Despite a flood of speculation by officials in the U.S. and Iraq, no one really knows who is responsible for the increasing pace and skill of the resistance, which makes it doubly hard to devise an effective defense. As polls show American popular approval for the mission in Iraq beginning to sag and as political sniping in Washington intensifies, the Bush Administration is struggling to cast dismaying events in a hopeful light. "The more progress we make on the ground," declared the President, "... the more desperate these killers become." That struck many as an Orwellian way to measure U.S. success.

To keep the accent on the positive, the Coalition Provisional Authority, led by proconsul Paul Bremer, is opening a media center in Baghdad similar to the one set up in Qatar during major combat operations. "We have a story to tell," says a senior official. Part of the story last week was a fresh campaign to unearth Saddam Hussein; if it succeeds, officials hope, the resistance will dissipate.

Apart from that, Defense Department officials say the options are meager. Send in more troops? With U.S. forces already stretched globally, that's hardly possible militarily and not likely politically. Field more non-U.S. peacekeepers? Washington is trying unsuccessfully to recruit volunteers. Begin pulling out U.S. troops? Doing so anytime soon would probably destabilize Iraq entirely. That leaves little alternative but to speed up plans to train Iraqis to protect an ever growing share of the country. Even Bush critics say that's the only long-term solution. Last week, to show the Administration is not sitting idly by as the resistance grows bolder, Bremer announced a stepped-up training program.
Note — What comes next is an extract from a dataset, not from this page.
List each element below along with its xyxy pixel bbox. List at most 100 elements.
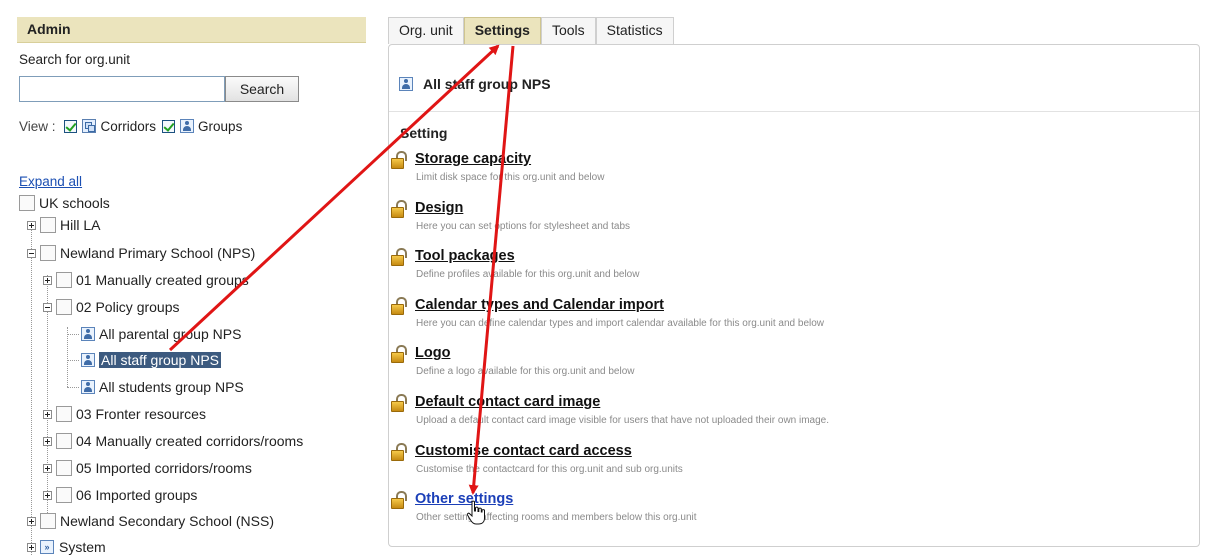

The timetable is tight. Washington needs to get capable Iraqi security forces up and running before the insurgents score enough hits to discourage the U.S. commitment and frighten off Iraqi recruits. And Bush needs to find adequate replacements before tired G.I.s are due to rotate home next spring, smack in the middle of his re-election campaign. Yet rushing ill-trained, ill-equipped Iraqis into the breach could create new problems. Senator Joseph Biden, senior Democrat on the Senate Foreign Relations Committee, says the Administration's "stampede" to put locals in charge of pacifying Iraq "runs the risk of having the house of cards come down (if) the Iraqi people not only conclude that we can't do it but that those who are working with us are not competent."

Yet if Iraqi security forces manage to crush the insurgency using repressive measures, the Administration will be hard-pressed to say it has fulfilled its pledge to create a democratic Iraq. Already some Iraqi police complain that Americans are hindering their work by insisting on such things as due process.